Phlox perform best in well-draining, nutrient-rich soil that receives consistent moisture. Adding compost to the soil before planting your phlox will help these plants in a number of ways. Loam or compost can improve drainage and create a consistent moisture level-these materials tend to hold water evenly, while rocky or hard soil has dry patches and doesn't drain well. Compost also makes the soil more fertile, giving your phlox the nutrients needed to grow.
When should phlox be planted?
Ideally, phlox should be planted during the spring season, after the weather warms enough to ensure a low chance of frost. Unlike rhizomatous plants or bulbs, phlox plants have a spreading root system. They don't need a cold period to bloom, and can be damaged if they're hit with frost before they've established good roots. So, spring is the safest time to plant these perennials.

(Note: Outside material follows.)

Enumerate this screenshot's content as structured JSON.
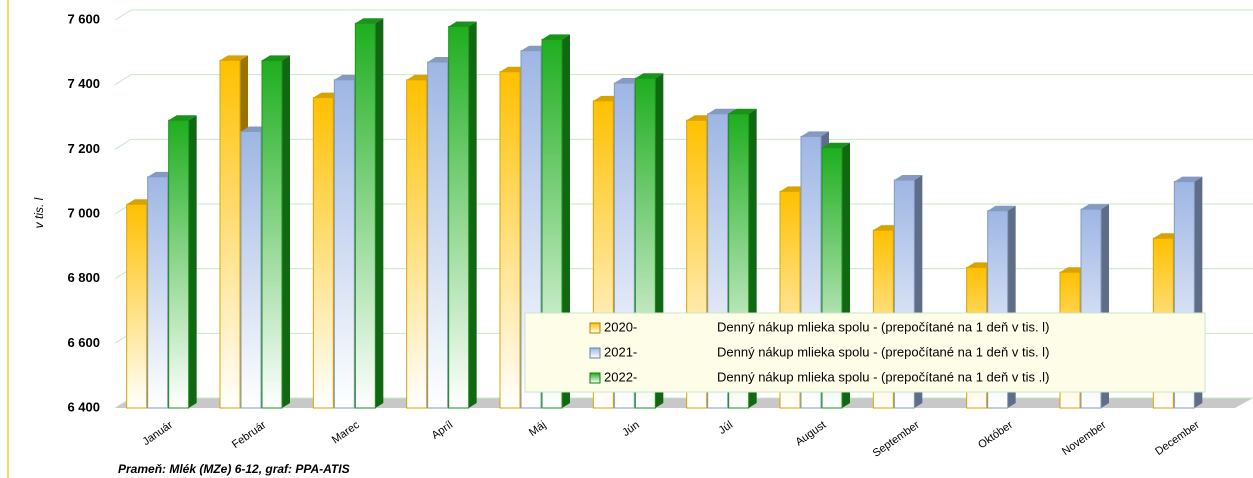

Michigan Bulb ships phlox at the right time for planting, typically near the final frost date for your zone. To find out more about your planting zone, check our Zone Finder
When Do Phlox Plants Bloom?
Bloom time for phlox varies by variety, but most phlox bloom in spring to late summer. Creeping phlox bloom earlier, typically in early spring, while tall phlox blooms in mid-to-late summer. Some varieties of phlox rebloom, as well, giving your landscape two flushes of color each year.
Do phlox need to be deadheaded?
In order to encourage maximum growth, it is best to remove your phlox flower blooms as you see them fade. However, be careful when deadheading, and don't eliminate the spiky foliage and stems of your phlox plants.